Honestly, I have missed this point...
I wanted users to reuse the same eBPF program seamlessly, but it seems unsafe.
> > Moreover, we can cancel migration by returning SK_DROP. This feature is
> > useful when listeners have different settings at the socket API level or
> > when we want to free resources as soon as possible.
> >
> > Reviewed-by: Benjamin Herrenschmidt <benh@xxxxxxxxxx>
> > Signed-off-by: Kuniyuki Iwashima <kuniyu@xxxxxxxxxxxx>
> > ---
> > net/core/filter.c | 26 +++++++++++++++++++++-----
> > net/core/sock_reuseport.c | 23 ++++++++++++++++++++---
> > net/ipv4/inet_hashtables.c | 2 +-
> > 3 files changed, 42 insertions(+), 9 deletions(-)
> >
> > diff --git a/net/core/filter.c b/net/core/filter.c
> > index 01e28f283962..ffc4591878b8 100644
> > --- a/net/core/filter.c
> > +++ b/net/core/filter.c
> > @@ -8914,6 +8914,22 @@ static u32 xdp_convert_ctx_access(enum bpf_access_type type,
> > SOCK_ADDR_LOAD_NESTED_FIELD_SIZE_OFF(S, NS, F, NF, \
> > BPF_FIELD_SIZEOF(NS, NF), 0)
> >
> > +#define SOCK_ADDR_LOAD_NESTED_FIELD_SIZE_OFF_OR_NULL(S, NS, F, NF, SIZE, OFF) \
> > + do { \
> > + *insn++ = BPF_LDX_MEM(BPF_FIELD_SIZEOF(S, F), si->dst_reg, \
> > + si->src_reg, offsetof(S, F)); \
> > + *insn++ = BPF_JMP_IMM(BPF_JEQ, si->dst_reg, 0, 1); \
> Although it may not matter much, always doing this check seems not very ideal
> considering the fast path will always have skb and only the slow
> path (accept-queue migrate) has skb is NULL. I think the req_sk usually
> has the skb also except the timer one.
Yes, but the migration happens only when/after the listener is closed, so
I think it does not occur so frequently and will not be a problem.

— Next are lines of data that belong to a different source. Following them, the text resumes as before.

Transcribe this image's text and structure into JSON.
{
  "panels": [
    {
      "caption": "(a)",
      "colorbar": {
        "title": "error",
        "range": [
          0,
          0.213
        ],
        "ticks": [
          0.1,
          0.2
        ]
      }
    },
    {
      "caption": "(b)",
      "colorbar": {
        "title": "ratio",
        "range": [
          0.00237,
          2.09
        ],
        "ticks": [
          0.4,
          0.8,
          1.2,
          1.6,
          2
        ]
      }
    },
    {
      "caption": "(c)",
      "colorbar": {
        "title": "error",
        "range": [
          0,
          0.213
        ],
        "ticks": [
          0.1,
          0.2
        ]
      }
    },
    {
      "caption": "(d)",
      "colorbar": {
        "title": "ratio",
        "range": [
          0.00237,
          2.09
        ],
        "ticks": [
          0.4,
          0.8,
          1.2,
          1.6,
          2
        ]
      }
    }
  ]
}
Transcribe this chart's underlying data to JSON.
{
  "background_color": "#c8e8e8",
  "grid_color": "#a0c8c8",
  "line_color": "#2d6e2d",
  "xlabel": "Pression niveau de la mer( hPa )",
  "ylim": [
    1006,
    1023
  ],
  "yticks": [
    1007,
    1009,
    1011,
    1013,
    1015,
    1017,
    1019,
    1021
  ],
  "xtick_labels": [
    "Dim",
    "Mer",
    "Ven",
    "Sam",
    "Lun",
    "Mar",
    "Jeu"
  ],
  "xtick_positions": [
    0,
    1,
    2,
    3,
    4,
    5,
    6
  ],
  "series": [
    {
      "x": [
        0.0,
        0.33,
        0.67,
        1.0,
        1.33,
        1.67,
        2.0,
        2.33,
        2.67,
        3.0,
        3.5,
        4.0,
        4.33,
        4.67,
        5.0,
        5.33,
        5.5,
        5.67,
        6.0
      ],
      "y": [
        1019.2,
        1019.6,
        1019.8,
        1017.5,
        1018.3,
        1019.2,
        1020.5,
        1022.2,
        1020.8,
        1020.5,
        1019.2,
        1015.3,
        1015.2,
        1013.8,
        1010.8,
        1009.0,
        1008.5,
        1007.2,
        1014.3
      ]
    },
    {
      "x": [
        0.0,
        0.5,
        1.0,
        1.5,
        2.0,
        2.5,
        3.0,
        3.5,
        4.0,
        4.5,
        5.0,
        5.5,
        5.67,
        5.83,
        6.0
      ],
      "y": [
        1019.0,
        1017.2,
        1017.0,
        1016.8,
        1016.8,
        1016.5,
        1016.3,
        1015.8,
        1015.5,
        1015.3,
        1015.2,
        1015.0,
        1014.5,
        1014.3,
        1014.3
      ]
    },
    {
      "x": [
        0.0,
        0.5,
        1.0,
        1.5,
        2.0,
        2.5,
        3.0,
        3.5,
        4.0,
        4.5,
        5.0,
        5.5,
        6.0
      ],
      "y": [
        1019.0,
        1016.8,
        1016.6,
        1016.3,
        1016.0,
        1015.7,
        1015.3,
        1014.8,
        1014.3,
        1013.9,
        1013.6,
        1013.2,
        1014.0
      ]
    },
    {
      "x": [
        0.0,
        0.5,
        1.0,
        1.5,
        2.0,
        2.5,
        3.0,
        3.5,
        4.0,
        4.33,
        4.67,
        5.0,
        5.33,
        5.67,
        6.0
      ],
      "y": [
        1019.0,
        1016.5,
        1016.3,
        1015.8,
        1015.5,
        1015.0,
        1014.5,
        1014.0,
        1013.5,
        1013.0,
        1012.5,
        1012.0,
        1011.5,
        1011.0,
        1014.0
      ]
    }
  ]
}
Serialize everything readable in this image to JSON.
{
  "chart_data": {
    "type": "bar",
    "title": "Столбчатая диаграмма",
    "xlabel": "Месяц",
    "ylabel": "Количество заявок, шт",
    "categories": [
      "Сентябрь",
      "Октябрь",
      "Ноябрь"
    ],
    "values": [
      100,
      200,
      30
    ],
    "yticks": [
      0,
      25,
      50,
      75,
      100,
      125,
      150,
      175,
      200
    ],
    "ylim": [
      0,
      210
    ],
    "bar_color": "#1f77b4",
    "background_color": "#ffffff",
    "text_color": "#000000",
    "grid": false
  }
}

> First thought is to create a temp skb but it has its own issues.
> or it may actually belong to a new prog type. However, lets keep
> exploring possible options (including NULL skb).
I also thought up the two ideas, but the former will be a bit complicated.
And the latter makes users implement the new eBPF program. I did not want
users to struggle anymore, so I have selected the NULL skb. However, it is
not safe, so adding a new prog type seems to be the better way.